Indeed, as a card-carrying member of the Screen Actors Guild, she gets paid and everything. ”That’s the kind of dumb question my father asks me,” says the wry heiress. ”’They do pay you, don’t they?’ ‘Uh, yeah, Dad. I wouldn’t have taken anything, but the union insisted.”’

Hearst, 40, is actually a veteran of pictures. Sort of. Before making her film debut in 1990’s Cry-Baby, playing Traci Lords’ crossing-guard mom, she had made headlines as the notorious ”Tania,” the beret-wearing bank robber of surveillance photos taken in 1974 after she’d joined forces with her radical- activist kidnappers.
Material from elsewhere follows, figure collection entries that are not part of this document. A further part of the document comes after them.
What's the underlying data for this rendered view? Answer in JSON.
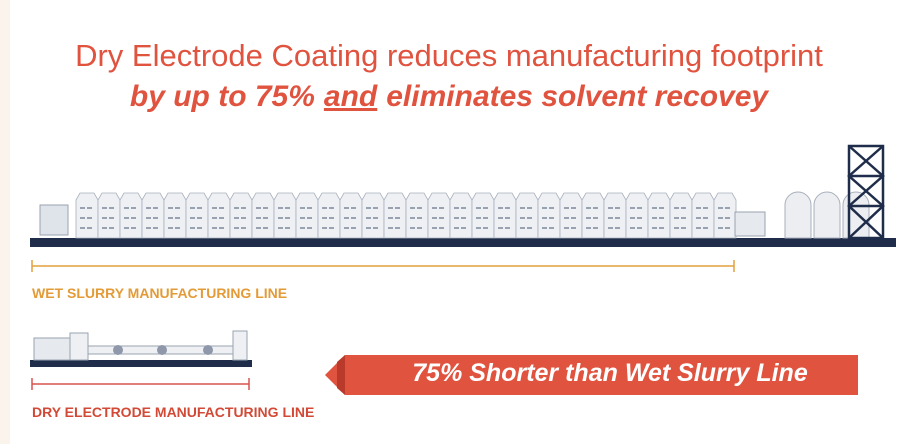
{
  "title": {
    "line1": "Dry Electrode Coating reduces manufacturing footprint",
    "line2_start": "by up to 75%",
    "line2_emphasis": "and",
    "line2_end": "eliminates solvent recovey"
  },
  "wet_line": {
    "label": "WET SLURRY MANUFACTURING LINE"
  },
  "dry_line": {
    "label": "DRY ELECTRODE MANUFACTURING LINE"
  },
  "callout": {
    "text": "75% Shorter than Wet Slurry Line"
  }
}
Those stop-action frames ended up serving as a kind of screen test. Hearst was in Cannes with Paul Schrader, who’d directed the biopic Patty Hearst (1988), starring Natasha Richardson, when John Waters approached her at a cocktail party. ”He said he wanted to put me in one of his movies, and I thought, ‘Yeah, right. Like I’m at Schwab’s drugstore sipping a soda. Please.’ But then a year later he called and said here’s a script, and come in and read.” And today? She has head shots and her SAG card, and is looking for an agent. ”I recommend waiting tables, though, over what I went through,” she cautions. ”Mine is more of a don’t-try-this-at-home-kids entree into the acting community.”